Jakarta, Aktual.com – Revisi UU No.4/2009 tentang Minerba telah masuk dalam Prolegnas Prioritas sejak 2016 sebagai UU perubahan. Pada 2017, Komisi VII pun telah menyusun naskah akademik (NA) RUU Minerba, yang dilakukan secara paralel dengan RUU Migas.
Namun karena besarnya pengaruh oligarki penguasa-pengusaha oknum-oknum pemilik konsesi tambang eksisting dan politisi, maka pembahasan RUU Minerba tidak berjalan sebagaimana mestinya. Pemerintah pun belum menyiapkan peta jalan kebijakan pengelolaan minerba nasional jangka panjang sebagai rujukan. Sehingga tak heran jika hingga awal 2019, RUU Minerba belum juga ditetapkan sebagai UU baru.
Pada pertengahan 2017, Kementrian ESDM telah mencoba melakukan pembahasan intensif atas naskah revisi UU Minerba versi pemerintah. Pada April 2018 draf RUU Minerba juga beredar di kalangan media.
Namun karena beberapa ketentuan dalam RUU tersebut ditengarai lebih untuk mengakomodasi kepentingan sejumlah kontraktor yang kontraknya akan berakhir dalam 2-3 tahun ke depan, maka muncul protes dari sejumlah kalangan masyarakat. Akibat protes tersebut, pembahasan RUU pun saat itu dihentikan, dan tidak jelas progresnya hingga saat ini.
Karena gagal “menumpangi” RUU Minerba untuk mengamankan agenda, oknum-oknum oligarki telah mencoba merevisi PP No.23/2010 (revisi ke-6). Revisi PP ini ditengarai bertujuan untuk mengakomodasi perpanjangan pengelolaan operasi sejumlah tambang besar batubara oleh pengusaha PKP2B generasi pertama yang akan berakhir kontraknya.

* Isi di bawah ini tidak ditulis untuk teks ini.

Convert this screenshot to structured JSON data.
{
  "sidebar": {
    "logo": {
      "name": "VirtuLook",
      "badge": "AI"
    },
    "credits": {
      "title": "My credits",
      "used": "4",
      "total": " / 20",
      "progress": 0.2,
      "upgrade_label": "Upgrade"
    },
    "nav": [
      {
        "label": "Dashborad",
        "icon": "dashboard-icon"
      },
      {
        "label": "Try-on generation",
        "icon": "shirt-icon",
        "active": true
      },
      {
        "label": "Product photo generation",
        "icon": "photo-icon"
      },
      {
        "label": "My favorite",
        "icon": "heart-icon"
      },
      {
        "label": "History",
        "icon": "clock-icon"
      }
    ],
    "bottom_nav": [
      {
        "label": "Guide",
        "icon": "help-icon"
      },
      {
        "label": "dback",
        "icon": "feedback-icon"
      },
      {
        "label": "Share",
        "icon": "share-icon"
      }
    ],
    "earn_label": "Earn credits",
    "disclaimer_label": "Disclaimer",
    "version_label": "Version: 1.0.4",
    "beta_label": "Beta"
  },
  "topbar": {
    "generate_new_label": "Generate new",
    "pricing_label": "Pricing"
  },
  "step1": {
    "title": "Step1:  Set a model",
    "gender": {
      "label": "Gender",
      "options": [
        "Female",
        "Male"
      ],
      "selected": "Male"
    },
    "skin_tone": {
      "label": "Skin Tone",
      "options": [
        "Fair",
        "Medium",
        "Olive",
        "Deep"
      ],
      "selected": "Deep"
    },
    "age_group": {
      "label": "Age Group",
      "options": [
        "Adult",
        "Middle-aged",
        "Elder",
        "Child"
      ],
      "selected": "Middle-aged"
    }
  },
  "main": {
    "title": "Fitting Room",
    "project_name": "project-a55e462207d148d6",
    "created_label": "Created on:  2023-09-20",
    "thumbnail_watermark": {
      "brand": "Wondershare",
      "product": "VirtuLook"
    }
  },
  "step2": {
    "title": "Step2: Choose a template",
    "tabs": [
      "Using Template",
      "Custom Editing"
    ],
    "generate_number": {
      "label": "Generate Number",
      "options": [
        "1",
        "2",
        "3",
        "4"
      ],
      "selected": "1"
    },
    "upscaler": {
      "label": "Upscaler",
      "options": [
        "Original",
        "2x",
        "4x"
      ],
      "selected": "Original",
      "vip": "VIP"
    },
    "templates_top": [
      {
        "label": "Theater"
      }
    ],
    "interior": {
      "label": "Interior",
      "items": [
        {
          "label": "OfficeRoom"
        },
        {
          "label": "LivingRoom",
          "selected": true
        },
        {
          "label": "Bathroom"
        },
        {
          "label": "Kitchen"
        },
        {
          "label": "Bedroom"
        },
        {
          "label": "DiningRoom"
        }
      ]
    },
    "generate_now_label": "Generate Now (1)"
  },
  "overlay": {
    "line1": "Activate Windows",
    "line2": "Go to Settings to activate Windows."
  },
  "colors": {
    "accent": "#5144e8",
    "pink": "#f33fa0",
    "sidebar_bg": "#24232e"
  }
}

Perpanjangan pengelolaan akan dilakukan melalui penerbitan izin/IUPK. Kontraktor-kontraktor tersebut antara lain adalah PT Tanito Harum (2019), PT Arutmin Indonesia (2020), Kaltim Prima Coal (2021), PT Multi Harapan Utama (2022), PT Adaro Indonesia (2022), PT Kideco Jaya Agung (2022) dan PT Berau Coal pada tahun 2025.
IRESS belum meperoleh informasi apakah revisi PP No.23/2010 tersebut akhirnya telah terlaksana secara tersembunyi. Namun, terlepas dari itu, Kementerian ESDM misalnya telah memastikan perpanjangan masa operasi bagi PT Tanito Harum sebagai pemegang konsesi PKP2B yang kontraknya berakhir 14 Januari 2019.